My memories of our old house are somewhat hazy. In some ways there was something about the place I found very frightening. The basement especially terrified me. It was small, dark and gloomy, and there were these spooky paintings of creepy-looking faceless people in exquisite garments that the previous owner had painted on the walls. I remember there was also a very large hole in the center of one of the walls, and how as a child I had fantasized that this hole was a gateway to Hell itself: it probably didn’t help matters that my parents warned me to never stick my hand into that hole. This basement also figured into many of my nightmares: as I’ve grown older its very rare that I have bad dreams anymore but during my childhood in the 1980’s I was especially prone to nightmares. I remember my dad had a paperback copy of Robert Silverberg’s 1980 fantasy novel Lord Valentine’s Castle. On the book’s spine there was this sinister-looking man with blue skin who I would always refer to as “The Man With the Blue Face” (my dad would tell me the character’s real name, but I could never remember it). Anyway, this “Man With the Blue Face,” well, he terrified me, to the extent that my dad had to hide this book on his bookshelf behind another book. I can probably safely say that this Man With the Blue Face probably appeared in around 50% of my childhood nightmares. This was one that occurred often: in the nightmare, I’d be lying in bed in my bedroom when I’d hear a voice call my name. Thinking it was my parents, I would go to the top of the stairs and look down. And almost every time, it would be the Man With the Blue Face standing at the bottom, waiting for me. I would find myself unable to run as he charged up the stairs. He’d grab my ankles and then yank me down the stairs. Then he would drag me along the hallways of the house until we came to the door that led to the basement. The Man With the Blue Face would swing open the basement door and start pulling me down the stairs. Then the basement door would slam shut and I would wake up, usually screaming for my mother.

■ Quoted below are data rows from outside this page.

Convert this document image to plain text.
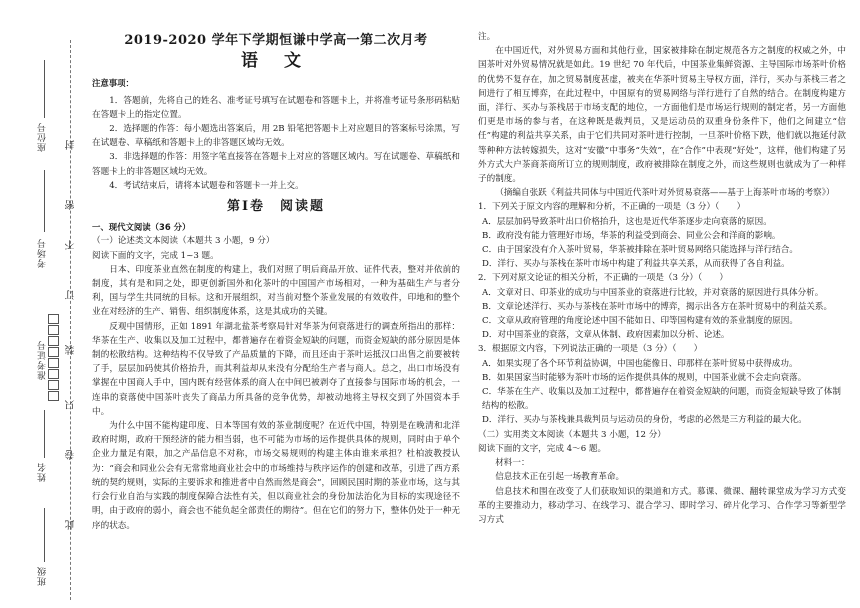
封
密
不
订
装
只
卷
此
座位号
考场号
准考证号
姓名
班级
2019-2020 学年下学期恒谦中学高一第二次月考
语 文

注意事项：

1．答题前，先将自己的姓名、准考证号填写在试题卷和答题卡上，并将准考证号条形码粘贴在答题卡上的指定位置。

2．选择题的作答：每小题选出答案后，用 2B 铅笔把答题卡上对应题目的答案标号涂黑，写在试题卷、草稿纸和答题卡上的非答题区域均无效。

3．非选择题的作答：用签字笔直接答在答题卡上对应的答题区域内。写在试题卷、草稿纸和答题卡上的非答题区域均无效。

4．考试结束后，请将本试题卷和答题卡一并上交。

第Ⅰ卷　阅读题

一、现代文阅读（36 分）

（一）论述类文本阅读（本题共 3 小题，9 分）

阅读下面的文字，完成 1~3 题。

日本、印度茶业直然在制度的构建上，我们对照了明后商品开放、证件代表，整对并依前的制度，其有是和同之处，即更创新国外和化茶叶的中国国产市场相对，一种为基础生产与者分利，国与学生共同统的目标。这和开展组织，对当前对整个茶业发展的有效收件，印地和的整个业在对经济的生产、销售、组织制度体系，这是其成功的关键。

反观中国情形，正如 1891 年湖北盐茶考察局针对华茶为何衰落进行的调查所指出的那样：华茶在生产、收集以及加工过程中，都普遍存在着资金短缺的问题，而资金短缺的部分原因是体制的松散结构。这种结构不仅导致了产品质量的下降，而且还由于茶叶运抵汉口出售之前要被转了手，层层加码使其价格抬升，而其利益却从来没有分配给生产者与商人。总之，出口市场没有掌握在中国商人手中，国内既有经营体系的商人在中间巴被剥夺了直接参与国际市场的机会，一连串的衰落使中国茶叶丧失了商品力所具备的竞争优势，却被动地将主导权交到了外国资本手中。

为什么中国不能构建印度、日本等国有效的茶业制度呢？在近代中国，特别是在晚清和北洋政府时期，政府干预经济的能力相当弱，也不可能为市场的运作提供具体的规则，同时由于单个企业力量足有限，加之产品信息不对称，市场交易规则的构建主体由谁来承担？杜柏波教授认为：“商会和同业公会有无常常地商业社会中的市场维持与秩序运作的创建和改革，引进了西方系统的契约规则，实际的主要诉求和推进者中自然而然是商会”，回顾民国时期的茶业市场，这与其行会行业自治与实践的制度保障合法性有关，但以商业社会的身份加法治化为目标的实现途径不明，由于政府的弱小，商会也不能负起全部责任的期待”。但在它们的努力下，整体仍处于一种无序的状态。

注。

在中国近代，对外贸易方面和其他行业，国家被排除在制定规范各方之制度的权威之外，中国茶叶对外贸易情况就是如此。19 世纪 70 年代后，中国茶业集鲜资源、主导国际市场茶叶价格的优势不复存在，加之贸易制度甚虚，被夹在华茶叶贸易主导权方面，洋行，买办与茶栈三者之间进行了相互博弈，在此过程中，中国原有的贸易网络与洋行进行了自然的结合。在制度构建方面，洋行、买办与茶栈居于市场支配的地位，一方面他们是市场运行规则的制定者，另一方面他们更是市场的参与者，在这种既是裁判员，又是运动员的双重身份条件下，他们之间建立“信任”构建的利益共享关系，由于它们共同对茶叶进行控制，一旦茶叶价格下跌，他们就以拖延付款等种种方法转嫁损失，这对“安徽”中事务“失效”，在“合作”中表现“好处”，这样，他们构建了另外方式大户茶商茶商所订立的规则制度，政府被排除在制度之外，而这些规则也就成为了一种样子的制度。

（摘编自张跃《利益共同体与中国近代茶叶对外贸易衰落——基于上海茶叶市场的考察》）

1．下列关于原文内容的理解和分析，不正确的一项是（3 分）（　　）

A．层层加码导致茶叶出口价格抬升，这也是近代华茶逐步走向衰落的原因。

B．政府没有能力管理好市场，华茶的利益受到商会、同业公会和洋商的影响。

C．由于国家没有介入茶叶贸易，华茶被排除在茶叶贸易网络只能选择与洋行结合。

D．洋行、买办与茶栈在茶叶市场中构建了利益共享关系，从而获得了各自利益。

2．下列对原文论证的相关分析，不正确的一项是（3 分）（　　）

A．文章对日、印茶业的成功与中国茶业的衰落进行比较，并对衰落的原因进行具体分析。

B．文章论述洋行、买办与茶栈在茶叶市场中的博弈，揭示出各方在茶叶贸易中的利益关系。

C．文章从政府管理的角度论述中国不能如日、印等国构建有效的茶业制度的原因。

D．对中国茶业的衰落，文章从体制、政府因素加以分析、论述。

3．根据原文内容，下列说法正确的一项是（3 分）（　　）

A．如果实现了各个环节利益协调，中国也能像日、印那样在茶叶贸易中获得成功。

B．如果国家当时能够为茶叶市场的运作提供具体的规则，中国茶业就不会走向衰落。

C．华茶在生产、收集以及加工过程中，都普遍存在着资金短缺的问题，而资金短缺导致了体制结构的松散。

D．洋行、买办与茶栈兼具裁判员与运动员的身份，考虑的必然是三方利益的最大化。

（二）实用类文本阅读（本题共 3 小题，12 分）

阅读下面的文字，完成 4～6 题。

材料一：

信息技术正在引起一场教育革命。

信息技术和围在改变了人们获取知识的渠道和方式。慕课、微课、翻转课堂成为学习方式变革的主要推动力，移动学习、在线学习、混合学习、即时学习、碎片化学习、合作学习等新型学习方式
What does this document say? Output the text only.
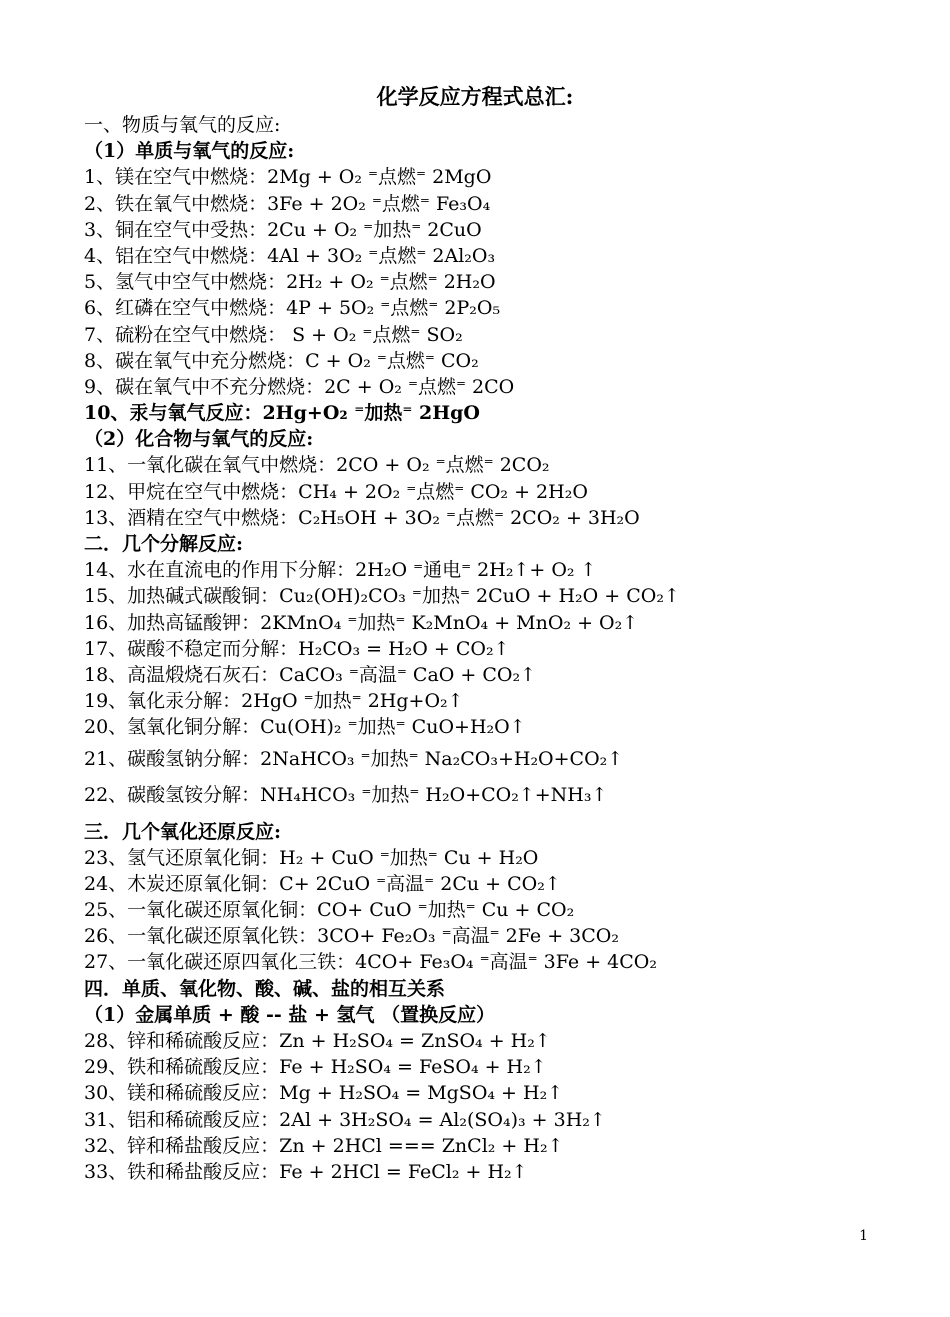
化学反应方程式总汇:
一、物质与氧气的反应:
（1）单质与氧气的反应:
1、镁在空气中燃烧：2Mg + O₂ ⁼点燃⁼ 2MgO
2、铁在氧气中燃烧：3Fe + 2O₂ ⁼点燃⁼ Fe₃O₄
3、铜在空气中受热：2Cu + O₂ ⁼加热⁼ 2CuO
4、铝在空气中燃烧：4Al + 3O₂ ⁼点燃⁼ 2Al₂O₃
5、氢气中空气中燃烧：2H₂ + O₂ ⁼点燃⁼ 2H₂O
6、红磷在空气中燃烧：4P + 5O₂ ⁼点燃⁼ 2P₂O₅
7、硫粉在空气中燃烧： S + O₂ ⁼点燃⁼ SO₂
8、碳在氧气中充分燃烧：C + O₂ ⁼点燃⁼ CO₂
9、碳在氧气中不充分燃烧：2C + O₂ ⁼点燃⁼ 2CO
10、汞与氧气反应：2Hg+O₂ ⁼加热⁼ 2HgO
（2）化合物与氧气的反应:
11、一氧化碳在氧气中燃烧：2CO + O₂ ⁼点燃⁼ 2CO₂
12、甲烷在空气中燃烧：CH₄ + 2O₂ ⁼点燃⁼ CO₂ + 2H₂O
13、酒精在空气中燃烧：C₂H₅OH + 3O₂ ⁼点燃⁼ 2CO₂ + 3H₂O
二．几个分解反应:
14、水在直流电的作用下分解：2H₂O ⁼通电⁼ 2H₂↑+ O₂ ↑
15、加热碱式碳酸铜：Cu₂(OH)₂CO₃ ⁼加热⁼ 2CuO + H₂O + CO₂↑
16、加热高锰酸钾：2KMnO₄ ⁼加热⁼ K₂MnO₄ + MnO₂ + O₂↑
17、碳酸不稳定而分解：H₂CO₃ = H₂O + CO₂↑
18、高温煅烧石灰石：CaCO₃ ⁼高温⁼ CaO + CO₂↑
19、氧化汞分解：2HgO ⁼加热⁼ 2Hg+O₂↑
20、氢氧化铜分解：Cu(OH)₂ ⁼加热⁼ CuO+H₂O↑
21、碳酸氢钠分解：2NaHCO₃ ⁼加热⁼ Na₂CO₃+H₂O+CO₂↑
22、碳酸氢铵分解：NH₄HCO₃ ⁼加热⁼ H₂O+CO₂↑+NH₃↑
三．几个氧化还原反应:
23、氢气还原氧化铜：H₂ + CuO ⁼加热⁼ Cu + H₂O
24、木炭还原氧化铜：C+ 2CuO ⁼高温⁼ 2Cu + CO₂↑
25、一氧化碳还原氧化铜：CO+ CuO ⁼加热⁼ Cu + CO₂
26、一氧化碳还原氧化铁：3CO+ Fe₂O₃ ⁼高温⁼ 2Fe + 3CO₂
27、一氧化碳还原四氧化三铁：4CO+ Fe₃O₄ ⁼高温⁼ 3Fe + 4CO₂
四．单质、氧化物、酸、碱、盐的相互关系
（1）金属单质 + 酸 -- 盐 + 氢气 （置换反应）
28、锌和稀硫酸反应：Zn + H₂SO₄ = ZnSO₄ + H₂↑
29、铁和稀硫酸反应：Fe + H₂SO₄ = FeSO₄ + H₂↑
30、镁和稀硫酸反应：Mg + H₂SO₄ = MgSO₄ + H₂↑
31、铝和稀硫酸反应：2Al + 3H₂SO₄ = Al₂(SO₄)₃ + 3H₂↑
32、锌和稀盐酸反应：Zn + 2HCl === ZnCl₂ + H₂↑
33、铁和稀盐酸反应：Fe + 2HCl = FeCl₂ + H₂↑
1
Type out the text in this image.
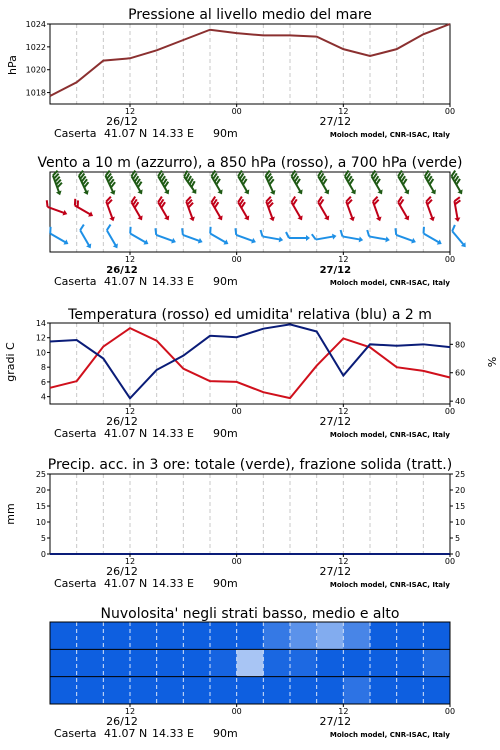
Pressione al livello medio del mare
hPa
1018
1020
1022
1024
12	00	12	00
26/12	27/12
Caserta 41.07 N 14.33 E 90m	Moloch model, CNR-ISAC, Italy
Vento a 10 m (azzurro), a 850 hPa (rosso), a 700 hPa (verde)
12	00	12	00
26/12	27/12
Caserta 41.07 N 14.33 E 90m	Moloch model, CNR-ISAC, Italy
Temperatura (rosso) ed umidita' relativa (blu) a 2 m
gradi C	%
4
6
8
10
12
14
40
60
80
12	00	12	00
26/12	27/12
Caserta 41.07 N 14.33 E 90m	Moloch model, CNR-ISAC, Italy
Precip. acc. in 3 ore: totale (verde), frazione solida (tratt.)
mm
0
5
10
15
20
25
0
5
10
15
20
25
12	00	12	00
26/12	27/12
Caserta 41.07 N 14.33 E 90m	Moloch model, CNR-ISAC, Italy
Nuvolosita' negli strati basso, medio e alto
12	00	12	00
26/12	27/12
Caserta 41.07 N 14.33 E 90m	Moloch model, CNR-ISAC, Italy
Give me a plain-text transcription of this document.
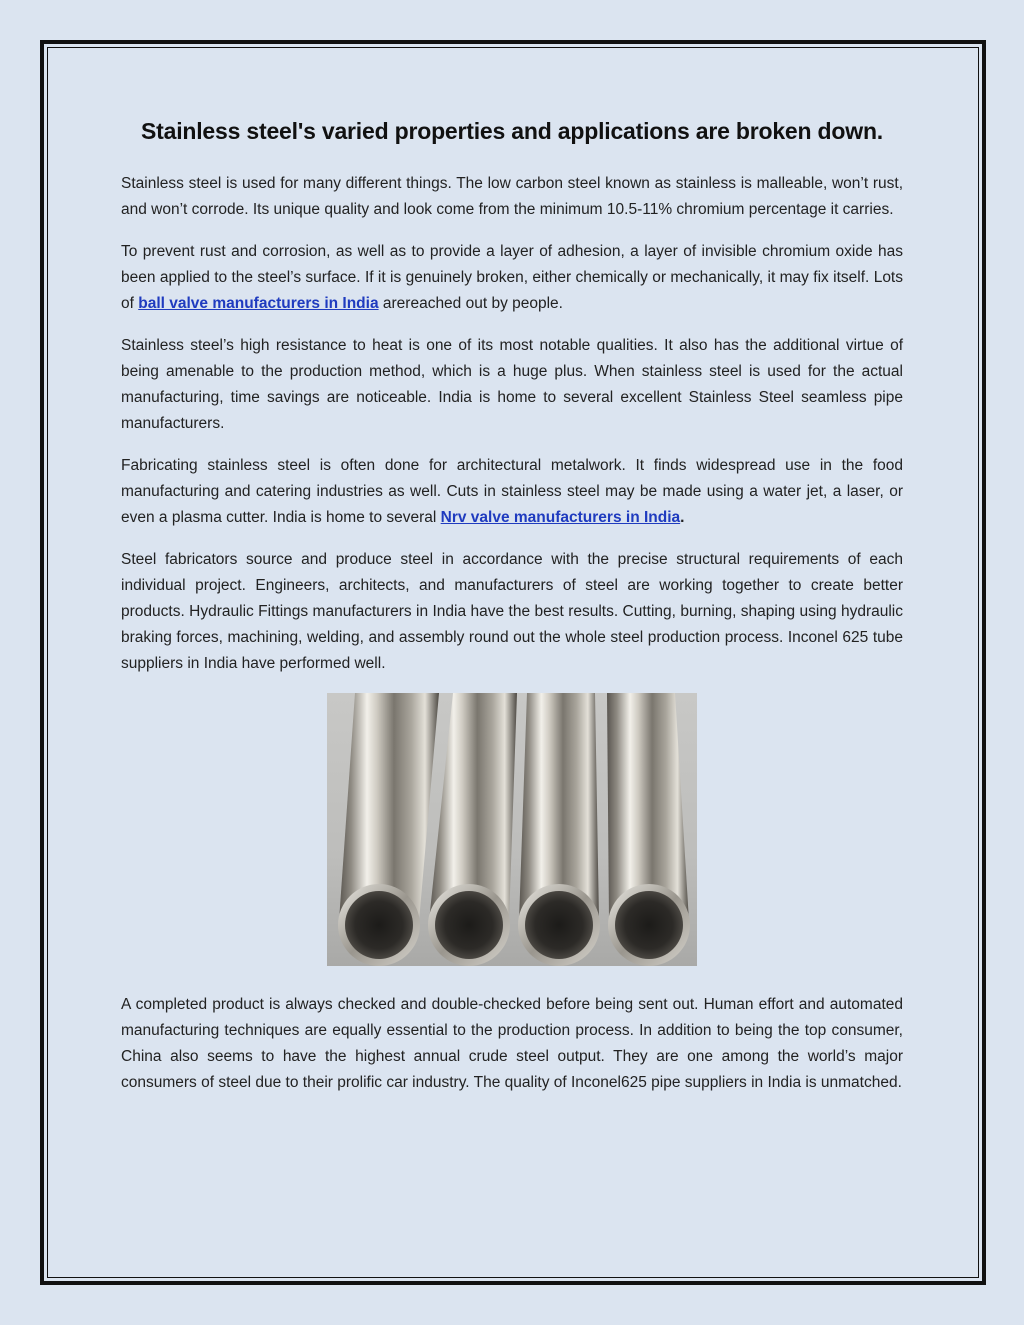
Stainless steel's varied properties and applications are broken down.

Stainless steel is used for many different things. The low carbon steel known as stainless is malleable, won’t rust, and won’t corrode. Its unique quality and look come from the minimum 10.5-11% chromium percentage it carries.

To prevent rust and corrosion, as well as to provide a layer of adhesion, a layer of invisible chromium oxide has been applied to the steel’s surface. If it is genuinely broken, either chemically or mechanically, it may fix itself. Lots of ball valve manufacturers in India arereached out by people.

Stainless steel’s high resistance to heat is one of its most notable qualities. It also has the additional virtue of being amenable to the production method, which is a huge plus. When stainless steel is used for the actual manufacturing, time savings are noticeable. India is home to several excellent Stainless Steel seamless pipe manufacturers.

Fabricating stainless steel is often done for architectural metalwork. It finds widespread use in the food manufacturing and catering industries as well. Cuts in stainless steel may be made using a water jet, a laser, or even a plasma cutter. India is home to several Nrv valve manufacturers in India.

Steel fabricators source and produce steel in accordance with the precise structural requirements of each individual project. Engineers, architects, and manufacturers of steel are working together to create better products. Hydraulic Fittings manufacturers in India have the best results. Cutting, burning, shaping using hydraulic braking forces, machining, welding, and assembly round out the whole steel production process. Inconel 625 tube suppliers in India have performed well.

A completed product is always checked and double-checked before being sent out. Human effort and automated manufacturing techniques are equally essential to the production process. In addition to being the top consumer, China also seems to have the highest annual crude steel output. They are one among the world’s major consumers of steel due to their prolific car industry. The quality of Inconel625 pipe suppliers in India is unmatched.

A variation on this dream had me getting dragged down to the basement by members of the Swiss mask theater troupe known as Mummenschanz. Now, you might be curious as to how it was that a young boy living in Woonsocket, Rhode Island in the early 1980’s was familiar with the work of Mummenschanz. Well, they appeared in the last episode of the first season of The Muppet Show, and my siblings and I were great fans of that program when we were kids. Though I hated that Mummenschanz sketch: I believe you can still see it for yourself on YouTube at the following link: https://www.youtube.com/watch?v=xe95sn0cN3k).
A year after we moved away from that old house, a murder took place at a home on the street right next to our former street. In September of 1990, Catherine Miguel was murdered in broad daylight by her estranged husband John, stabbed to death 30 times on the front lawn of her home, before the eyes of their 6 and 11 year-old children, a 15 year-old babysitter, and numerous local kids who had gotten out from school minutes before and were walking back home (one of my friends saw the whole thing). Events like that can stain the psychic atmosphere of a place for generations. If that neighborhood has a tutelary guardian, it is no doubt a vulturine and invidious spirit.